The Selected Works of George E. Andrews, Evan Pugh Professor of Mathematics at Penn State University, will be published this week by the World Scientific Publishing Company. The book compiles Andrews' most important papers and also provides his background commentary and comprehensive assessment of years of research and achievements.
Andrews is considered to be a world pioneer in the mathematical fields of partitions and q-series, and his contributions include numerous scientific papers and several books. He is an authority on the work of Srinivasa Ramanujan, the great Indian mathematical genius of the late 19th and early 20th centuries. In 1976 Andrews rediscovered Ramanujan's Lost Notebook, a finding that changed the shape of modern q-series research.
Andrews is a member of the National Academy of Sciences, a member of the American Academy of Arts and Sciences, and a Fellow of the Society for Industrial and Applied Mathematics and the American Mathematical Society. He served as the president of the American Mathematical Society from 2009 to 2011. He was appointed to the review-advisory panel of the Simons Foundation in 2010.
Awards for Andrews' exceptional achievements in research and teaching include his 2008 selection as one of three finalists for Baylor University's prestigious Robert Foster Cherry Award for Great Teaching. Also in 2008, he was awarded an honorary professorship at Nankai University in China. He received the Centennial Award from the Department of Mathematics at the University of Pennsylvania in 1999 in recognition of his contributions to pure mathematics and mathematics education.
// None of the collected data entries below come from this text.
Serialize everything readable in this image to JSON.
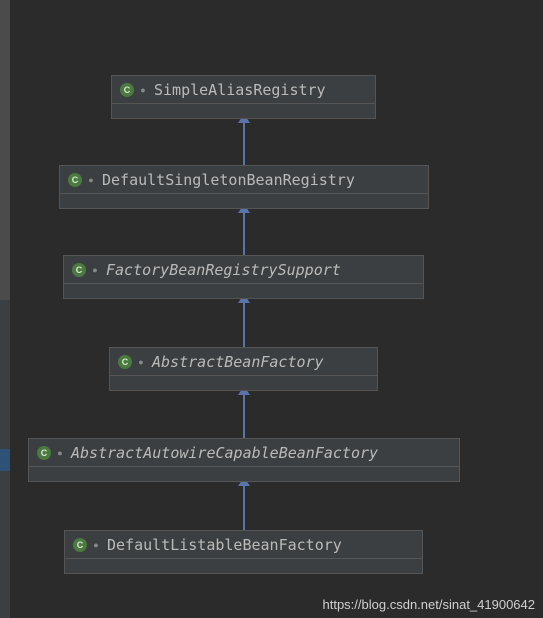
{
  "diagram": {
    "nodes": [
      {
        "name": "SimpleAliasRegistry",
        "abstract": false,
        "iconLetter": "C",
        "mod": "●"
      },
      {
        "name": "DefaultSingletonBeanRegistry",
        "abstract": false,
        "iconLetter": "C",
        "mod": "●"
      },
      {
        "name": "FactoryBeanRegistrySupport",
        "abstract": true,
        "iconLetter": "C",
        "mod": "●"
      },
      {
        "name": "AbstractBeanFactory",
        "abstract": true,
        "iconLetter": "C",
        "mod": "●"
      },
      {
        "name": "AbstractAutowireCapableBeanFactory",
        "abstract": true,
        "iconLetter": "C",
        "mod": "●"
      },
      {
        "name": "DefaultListableBeanFactory",
        "abstract": false,
        "iconLetter": "C",
        "mod": "●"
      }
    ],
    "edges": [
      {
        "from": 1,
        "to": 0,
        "type": "extends"
      },
      {
        "from": 2,
        "to": 1,
        "type": "extends"
      },
      {
        "from": 3,
        "to": 2,
        "type": "extends"
      },
      {
        "from": 4,
        "to": 3,
        "type": "extends"
      },
      {
        "from": 5,
        "to": 4,
        "type": "extends"
      }
    ]
  },
  "watermark": "https://blog.csdn.net/sinat_41900642"
}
In addition, Andrews was awarded honorary degrees by SASTRA University in India in 2012, the University of Waterloo in Canada in 2004, the University of Florida in 2002, and the University of Parma in Italy in 1998. Throughout his career, he has given numerous invited lectures in the United States and abroad.
A member of the Penn State faculty since 1964, Andrews was named Evan Pugh Professor of Mathematics in 1981. He served as chair of the department from 1980 to 1982 and from 1995 to 1997, and he also served as the department's associate chair for faculty development. During his career at Penn State, Andrews has served as thesis advisor for numerous doctoral-degree and master's-degree students.
Andrews earned a doctoral degree in mathematics at the University of Pennsylvania in 1964, and bachelor's and master's degrees at Oregon State University in 1960.